In Mourinho’s first season back, the now rampant Eden Hazard was just a pony, and the onus of being the most creative player in the team fell to Juan Mata. Mata did justice to it as well. But, Mata playing in the number ten position meant that Oscar was thrust to the right flank. That undermined his creative instinct, though he still played a crucial part in Chelsea’s build-up play. When Mata went to United, he was the team’s sole creative force. Struggling in mid-table, United turned to their club record signing very often to bail them out in tight situations. Meanwhile, Oscar was pulling the strings, organising the team’s attacks and defending from the front for Chelsea, as the Blues fought for the Premier League title till the very end and reached the penultimate stage in the Champions League.
Despite his best efforts, Mourinho could not get Mata to embrace the defensive aspects of the game. Oscar, who plays like a terrier, impressed Mourinho by his defensive work-rate. While there was a slight advantage in Mata’s favour while comparing the attacking stats, it’s a windfall in Oscar’s favour when the defensive stats are taken into account.
DISCLAIMER: Fouls committed is a positive metric for attack-minded players as fouls in attacking areas break play up.
While there was some advantage for Mata last season in the attack department, Oscar’s stellar start to the season has turned the tables on that this time around. Scoring key goals like the free kick against Crystal Palace or the peach of a goal from the outside of his boot against QPR, Oscar has been a key component of Chelsea’s play this season. His rotation with Fabregas paves the way for a 4-2-3-1/4-3-3 hybrid Chelsea play during all their matches.
Mata, on the other hand, is seemingly on the way out of Manchester United after having fallen down the pecking order considerably. United’s new club record signing Angel Di Maria has displaced the Spaniard as their key creative force and Rooney, being the captain, has dibs over the number ten role, leaving Mata on the bench or on the right wing. When played on the right, he has naturally looked unimpressive and that has led to the youngster Adnan Januzaj taking his place.
Oscar has remained true to his standards, being crucial to Chelsea’s ‘defend from the front’ policy. He has upped his defensive game this season and has made a crucial contribution in several games for Chelsea by making a well-timed tackle or a block.
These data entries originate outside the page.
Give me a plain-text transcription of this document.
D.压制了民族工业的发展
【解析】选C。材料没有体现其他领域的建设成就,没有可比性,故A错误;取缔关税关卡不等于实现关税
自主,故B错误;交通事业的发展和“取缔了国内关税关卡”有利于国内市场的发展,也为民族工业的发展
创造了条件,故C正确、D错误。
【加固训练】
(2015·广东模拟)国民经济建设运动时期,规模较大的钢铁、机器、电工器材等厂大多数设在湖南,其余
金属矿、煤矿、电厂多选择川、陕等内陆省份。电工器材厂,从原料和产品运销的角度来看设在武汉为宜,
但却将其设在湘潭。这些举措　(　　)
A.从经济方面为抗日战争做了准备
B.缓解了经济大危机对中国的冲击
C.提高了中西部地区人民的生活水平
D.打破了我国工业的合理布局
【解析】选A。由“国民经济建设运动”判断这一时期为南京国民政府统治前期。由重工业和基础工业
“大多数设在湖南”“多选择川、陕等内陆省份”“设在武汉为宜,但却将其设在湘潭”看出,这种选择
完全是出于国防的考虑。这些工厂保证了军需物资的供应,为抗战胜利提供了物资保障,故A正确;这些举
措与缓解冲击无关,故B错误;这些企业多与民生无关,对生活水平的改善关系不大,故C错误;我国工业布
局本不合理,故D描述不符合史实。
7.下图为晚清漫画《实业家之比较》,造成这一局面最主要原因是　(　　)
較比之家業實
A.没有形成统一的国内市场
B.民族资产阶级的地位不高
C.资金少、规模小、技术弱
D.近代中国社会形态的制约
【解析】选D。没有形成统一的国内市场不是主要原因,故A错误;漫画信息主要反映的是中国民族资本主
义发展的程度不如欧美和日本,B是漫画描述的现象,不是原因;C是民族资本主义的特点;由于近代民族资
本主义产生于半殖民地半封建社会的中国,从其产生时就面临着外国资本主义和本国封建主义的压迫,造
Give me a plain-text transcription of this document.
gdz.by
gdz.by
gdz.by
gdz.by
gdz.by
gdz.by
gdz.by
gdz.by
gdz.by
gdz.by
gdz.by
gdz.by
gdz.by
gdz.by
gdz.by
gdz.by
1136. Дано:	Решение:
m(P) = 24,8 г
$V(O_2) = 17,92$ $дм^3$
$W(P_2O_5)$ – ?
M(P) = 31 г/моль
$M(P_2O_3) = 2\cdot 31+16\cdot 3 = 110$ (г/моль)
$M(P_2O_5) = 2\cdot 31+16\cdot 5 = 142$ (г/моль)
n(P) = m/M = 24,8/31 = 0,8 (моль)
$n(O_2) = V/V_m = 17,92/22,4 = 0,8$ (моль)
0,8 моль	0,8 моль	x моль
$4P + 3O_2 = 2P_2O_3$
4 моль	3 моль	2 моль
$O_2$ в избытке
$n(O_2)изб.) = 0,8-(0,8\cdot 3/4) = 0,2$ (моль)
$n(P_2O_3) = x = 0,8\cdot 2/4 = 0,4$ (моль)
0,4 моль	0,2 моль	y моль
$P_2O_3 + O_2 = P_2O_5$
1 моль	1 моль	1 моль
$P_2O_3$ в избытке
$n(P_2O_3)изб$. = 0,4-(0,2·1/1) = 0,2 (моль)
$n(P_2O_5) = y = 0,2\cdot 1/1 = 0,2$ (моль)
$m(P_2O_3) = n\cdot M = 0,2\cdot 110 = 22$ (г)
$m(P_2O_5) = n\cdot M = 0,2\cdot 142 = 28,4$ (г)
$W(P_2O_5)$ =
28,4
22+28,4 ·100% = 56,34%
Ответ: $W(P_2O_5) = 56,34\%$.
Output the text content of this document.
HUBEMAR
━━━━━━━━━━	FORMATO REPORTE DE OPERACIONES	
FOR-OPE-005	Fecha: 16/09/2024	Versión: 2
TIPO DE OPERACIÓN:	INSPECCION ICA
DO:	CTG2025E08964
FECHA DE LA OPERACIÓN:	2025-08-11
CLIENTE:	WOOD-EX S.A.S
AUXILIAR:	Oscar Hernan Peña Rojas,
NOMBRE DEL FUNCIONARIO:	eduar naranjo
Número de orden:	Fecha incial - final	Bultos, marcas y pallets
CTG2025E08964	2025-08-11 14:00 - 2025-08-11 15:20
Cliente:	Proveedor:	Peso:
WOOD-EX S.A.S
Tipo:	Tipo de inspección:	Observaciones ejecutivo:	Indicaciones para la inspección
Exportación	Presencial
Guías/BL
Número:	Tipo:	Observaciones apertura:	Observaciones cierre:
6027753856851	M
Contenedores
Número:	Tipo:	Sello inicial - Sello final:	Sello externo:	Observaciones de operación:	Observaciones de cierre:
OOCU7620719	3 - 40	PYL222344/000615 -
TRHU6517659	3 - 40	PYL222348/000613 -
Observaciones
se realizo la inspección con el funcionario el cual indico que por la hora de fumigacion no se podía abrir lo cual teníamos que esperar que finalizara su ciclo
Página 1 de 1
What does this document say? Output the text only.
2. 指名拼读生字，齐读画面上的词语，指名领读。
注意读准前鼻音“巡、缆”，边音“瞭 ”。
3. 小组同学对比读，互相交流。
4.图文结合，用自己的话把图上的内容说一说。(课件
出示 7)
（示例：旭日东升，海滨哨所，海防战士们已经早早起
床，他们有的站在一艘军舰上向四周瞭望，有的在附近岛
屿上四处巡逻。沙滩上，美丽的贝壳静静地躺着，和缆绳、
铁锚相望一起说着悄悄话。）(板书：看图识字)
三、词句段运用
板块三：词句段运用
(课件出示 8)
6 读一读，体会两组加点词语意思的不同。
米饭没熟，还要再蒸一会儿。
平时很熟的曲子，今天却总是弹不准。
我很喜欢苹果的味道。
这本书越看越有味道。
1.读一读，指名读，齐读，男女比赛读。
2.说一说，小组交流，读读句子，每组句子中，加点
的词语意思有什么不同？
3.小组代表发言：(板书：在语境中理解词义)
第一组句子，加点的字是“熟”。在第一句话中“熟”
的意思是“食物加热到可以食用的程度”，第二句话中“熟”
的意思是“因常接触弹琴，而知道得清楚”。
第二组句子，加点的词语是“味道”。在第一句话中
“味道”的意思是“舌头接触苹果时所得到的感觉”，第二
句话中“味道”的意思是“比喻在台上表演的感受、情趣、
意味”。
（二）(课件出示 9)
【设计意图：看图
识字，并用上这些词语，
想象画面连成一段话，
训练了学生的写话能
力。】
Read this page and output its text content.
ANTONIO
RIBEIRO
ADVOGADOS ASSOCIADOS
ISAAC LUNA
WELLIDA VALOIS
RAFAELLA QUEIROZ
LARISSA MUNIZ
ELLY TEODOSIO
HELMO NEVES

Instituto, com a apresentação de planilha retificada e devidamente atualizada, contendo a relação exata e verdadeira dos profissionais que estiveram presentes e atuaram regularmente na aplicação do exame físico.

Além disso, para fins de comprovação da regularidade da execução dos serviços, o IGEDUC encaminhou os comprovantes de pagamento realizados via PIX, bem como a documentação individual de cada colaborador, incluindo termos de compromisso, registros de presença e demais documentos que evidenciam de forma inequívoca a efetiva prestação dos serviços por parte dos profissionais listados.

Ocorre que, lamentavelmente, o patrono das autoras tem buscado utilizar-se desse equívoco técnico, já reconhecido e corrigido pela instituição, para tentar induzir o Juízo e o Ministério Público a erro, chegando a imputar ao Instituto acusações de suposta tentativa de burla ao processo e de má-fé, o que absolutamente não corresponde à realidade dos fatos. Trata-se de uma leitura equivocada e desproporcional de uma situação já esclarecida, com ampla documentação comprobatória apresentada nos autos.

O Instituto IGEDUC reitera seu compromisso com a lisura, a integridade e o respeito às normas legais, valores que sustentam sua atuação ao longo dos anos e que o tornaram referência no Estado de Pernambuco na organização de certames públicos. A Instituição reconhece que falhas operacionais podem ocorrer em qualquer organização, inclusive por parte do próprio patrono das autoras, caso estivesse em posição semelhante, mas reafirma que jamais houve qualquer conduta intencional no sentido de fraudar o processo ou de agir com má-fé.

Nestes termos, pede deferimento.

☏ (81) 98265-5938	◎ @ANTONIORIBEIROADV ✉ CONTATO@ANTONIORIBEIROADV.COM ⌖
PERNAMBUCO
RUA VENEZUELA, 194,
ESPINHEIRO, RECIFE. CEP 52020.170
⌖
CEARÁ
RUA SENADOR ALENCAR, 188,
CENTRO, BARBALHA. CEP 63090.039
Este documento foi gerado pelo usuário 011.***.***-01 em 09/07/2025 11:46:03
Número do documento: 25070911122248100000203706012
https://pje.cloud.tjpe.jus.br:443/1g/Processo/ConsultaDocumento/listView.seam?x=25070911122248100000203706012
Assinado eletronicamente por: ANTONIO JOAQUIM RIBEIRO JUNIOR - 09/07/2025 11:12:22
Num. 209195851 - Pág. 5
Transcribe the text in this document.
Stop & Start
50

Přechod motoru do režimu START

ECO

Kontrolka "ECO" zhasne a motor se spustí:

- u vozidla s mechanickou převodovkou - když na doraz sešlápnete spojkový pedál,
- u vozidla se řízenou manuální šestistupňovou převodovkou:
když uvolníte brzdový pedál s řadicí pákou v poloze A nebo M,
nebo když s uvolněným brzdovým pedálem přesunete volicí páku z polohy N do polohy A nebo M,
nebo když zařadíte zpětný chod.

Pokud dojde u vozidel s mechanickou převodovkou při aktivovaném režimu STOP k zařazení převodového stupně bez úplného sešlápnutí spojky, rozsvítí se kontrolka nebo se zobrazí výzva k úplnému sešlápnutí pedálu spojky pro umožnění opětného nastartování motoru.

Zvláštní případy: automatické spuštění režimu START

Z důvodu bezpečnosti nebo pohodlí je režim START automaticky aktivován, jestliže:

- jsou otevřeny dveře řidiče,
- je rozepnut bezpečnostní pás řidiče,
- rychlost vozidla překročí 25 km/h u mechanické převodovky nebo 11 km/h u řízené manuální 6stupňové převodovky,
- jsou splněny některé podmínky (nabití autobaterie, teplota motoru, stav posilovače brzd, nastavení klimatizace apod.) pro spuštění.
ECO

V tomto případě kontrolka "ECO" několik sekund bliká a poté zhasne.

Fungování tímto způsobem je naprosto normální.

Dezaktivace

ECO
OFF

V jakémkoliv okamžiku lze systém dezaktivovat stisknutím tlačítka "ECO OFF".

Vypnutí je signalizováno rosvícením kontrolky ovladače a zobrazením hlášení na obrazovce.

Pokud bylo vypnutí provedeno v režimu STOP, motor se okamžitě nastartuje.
Against Arsenal when Chelsea were already two goals up, Oscar was back defending and hoofing the ball clear. He has been improving each season and surely the only way for him is up.
Mata has disappointed all with his defensive strength, or lack thereof, again this season, and coupled with United’s lack of a defensive spine in the side, his error-prone nature and the reluctance in tracking back has led directly to many opportunities for the opponents, like the numerous chances and goal against Leicester.
Chelsea made the right call by cashing in on a player who didn’t fit their system when United came with a club record bid. The club always comes before the player so if a player needs to be shipped out if he’s not fitting into the system, he should be. As Dumbledore and Grindelwald once said, ‘It’s for the greater good’. A move to a slower league like the Serie A or the La Liga would do wonders to revive Mata’s career as he has clearly fallen from the heights he once was at Chelsea.